L'année 2022-23, a été rythmée par la préparation et la réalisation de la venue, de Myriam Chérel Nous envisageons cette année une nouvelle invitation, avec une conférence, à Metz, en janvier 2024.
Le laboratoire a continué ses rencontres, vers la préparation de la journée de l'enfant du mois de mars 2023, en commentant la lecture de différents textes préparatoires. Et nous avons amorcé le recueil de « brèves d'écoles », de « brèves familiales », ou de « brèves institutionnelles ». Nous essayons dans ce que nous racontons, ou dans ce que nous écoutons se raconter, d'entendre les petits bougés des corps, des paroles, les petites bévues, à partir desquels une surprise traverse ou surgit dans le monde du « savoir déjà-là». Un début de ce travail a été publié dans a-traits du cien n° 23. Nous aurons également à aiguiser nos vigilances, à ce qui peut traverser les nuits des enfants, rêves, cauchemars, rêveries, fantasmes... Avec quelles inventions d'inconscient sont-ils en prise dans ce qu'ils nous en racontent ? (Orientation de travail de l'institution de l'enfant pour 2024-2025).

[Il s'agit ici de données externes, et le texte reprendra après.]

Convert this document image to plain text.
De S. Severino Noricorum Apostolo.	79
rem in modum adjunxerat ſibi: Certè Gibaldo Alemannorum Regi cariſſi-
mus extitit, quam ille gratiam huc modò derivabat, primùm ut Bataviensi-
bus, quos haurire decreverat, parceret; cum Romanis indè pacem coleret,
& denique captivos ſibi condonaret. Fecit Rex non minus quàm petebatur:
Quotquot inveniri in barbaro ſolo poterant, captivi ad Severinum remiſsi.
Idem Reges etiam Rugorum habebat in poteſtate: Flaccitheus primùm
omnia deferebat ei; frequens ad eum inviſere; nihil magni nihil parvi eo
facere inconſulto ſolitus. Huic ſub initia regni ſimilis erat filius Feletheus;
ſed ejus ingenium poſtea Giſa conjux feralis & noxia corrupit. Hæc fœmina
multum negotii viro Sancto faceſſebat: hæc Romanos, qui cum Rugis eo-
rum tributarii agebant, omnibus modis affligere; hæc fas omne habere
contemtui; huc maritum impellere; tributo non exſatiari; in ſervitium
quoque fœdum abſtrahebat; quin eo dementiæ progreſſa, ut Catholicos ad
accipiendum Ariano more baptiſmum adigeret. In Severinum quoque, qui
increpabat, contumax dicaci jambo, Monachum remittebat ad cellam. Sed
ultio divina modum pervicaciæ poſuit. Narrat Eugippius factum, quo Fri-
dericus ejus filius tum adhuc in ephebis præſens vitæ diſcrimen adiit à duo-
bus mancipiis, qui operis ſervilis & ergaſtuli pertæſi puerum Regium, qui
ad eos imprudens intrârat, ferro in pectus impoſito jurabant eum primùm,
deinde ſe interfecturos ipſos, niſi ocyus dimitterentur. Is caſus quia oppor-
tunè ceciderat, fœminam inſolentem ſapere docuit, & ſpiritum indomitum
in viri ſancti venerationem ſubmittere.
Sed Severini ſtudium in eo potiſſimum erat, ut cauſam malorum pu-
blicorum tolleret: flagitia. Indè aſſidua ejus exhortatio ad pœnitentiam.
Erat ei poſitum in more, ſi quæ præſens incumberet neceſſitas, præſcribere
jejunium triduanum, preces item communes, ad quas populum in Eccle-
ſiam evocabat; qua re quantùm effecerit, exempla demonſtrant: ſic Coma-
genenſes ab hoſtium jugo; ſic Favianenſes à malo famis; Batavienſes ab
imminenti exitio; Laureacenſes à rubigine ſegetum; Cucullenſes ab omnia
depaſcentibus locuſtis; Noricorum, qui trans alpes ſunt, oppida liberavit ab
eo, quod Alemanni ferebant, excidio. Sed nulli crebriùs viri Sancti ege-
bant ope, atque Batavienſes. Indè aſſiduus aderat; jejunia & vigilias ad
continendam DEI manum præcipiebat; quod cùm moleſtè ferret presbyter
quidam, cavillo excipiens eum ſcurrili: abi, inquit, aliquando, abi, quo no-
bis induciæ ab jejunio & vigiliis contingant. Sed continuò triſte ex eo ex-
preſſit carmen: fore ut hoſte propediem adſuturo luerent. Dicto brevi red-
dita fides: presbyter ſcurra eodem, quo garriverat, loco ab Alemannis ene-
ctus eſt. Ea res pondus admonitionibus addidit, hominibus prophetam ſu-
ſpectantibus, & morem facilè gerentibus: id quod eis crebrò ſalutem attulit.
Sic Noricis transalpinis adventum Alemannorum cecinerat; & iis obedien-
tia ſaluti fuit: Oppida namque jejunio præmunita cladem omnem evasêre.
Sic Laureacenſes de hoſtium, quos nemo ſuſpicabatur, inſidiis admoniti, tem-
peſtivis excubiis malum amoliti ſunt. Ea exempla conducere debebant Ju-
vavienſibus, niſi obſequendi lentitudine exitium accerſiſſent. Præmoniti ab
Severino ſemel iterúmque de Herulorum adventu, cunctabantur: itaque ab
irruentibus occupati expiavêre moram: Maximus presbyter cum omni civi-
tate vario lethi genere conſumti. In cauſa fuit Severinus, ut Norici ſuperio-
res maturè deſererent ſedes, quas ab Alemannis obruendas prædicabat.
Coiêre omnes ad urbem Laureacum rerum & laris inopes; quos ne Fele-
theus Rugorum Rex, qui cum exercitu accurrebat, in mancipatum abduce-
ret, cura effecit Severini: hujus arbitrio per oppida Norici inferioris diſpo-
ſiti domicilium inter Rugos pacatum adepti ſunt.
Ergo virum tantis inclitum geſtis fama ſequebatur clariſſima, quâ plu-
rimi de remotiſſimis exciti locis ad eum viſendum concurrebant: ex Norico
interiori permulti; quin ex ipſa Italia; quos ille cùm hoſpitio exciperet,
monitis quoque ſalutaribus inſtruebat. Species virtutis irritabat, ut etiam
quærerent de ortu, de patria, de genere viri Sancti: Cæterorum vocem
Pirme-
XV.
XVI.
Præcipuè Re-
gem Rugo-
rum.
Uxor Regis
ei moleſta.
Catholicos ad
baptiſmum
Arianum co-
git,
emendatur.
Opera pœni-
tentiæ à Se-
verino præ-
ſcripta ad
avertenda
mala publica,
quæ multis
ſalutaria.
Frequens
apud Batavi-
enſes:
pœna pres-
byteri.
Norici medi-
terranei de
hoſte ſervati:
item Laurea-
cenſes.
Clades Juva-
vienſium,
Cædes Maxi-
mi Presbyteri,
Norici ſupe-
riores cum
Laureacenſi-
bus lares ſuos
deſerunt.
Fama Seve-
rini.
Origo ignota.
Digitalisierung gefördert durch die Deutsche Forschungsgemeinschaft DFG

Nous articulons de plus en plus les travaux des deux laboratoires du Cien, pour préparer nos réunions de laboratoires et les conférences, et en lien avec les activités de l'ACF. De 8 à 12 personnes : psychologues, psychologues scolaires, éducateurs spécialisés, arts thérapeutes, étudiants viennent de plus en plus régulièrement.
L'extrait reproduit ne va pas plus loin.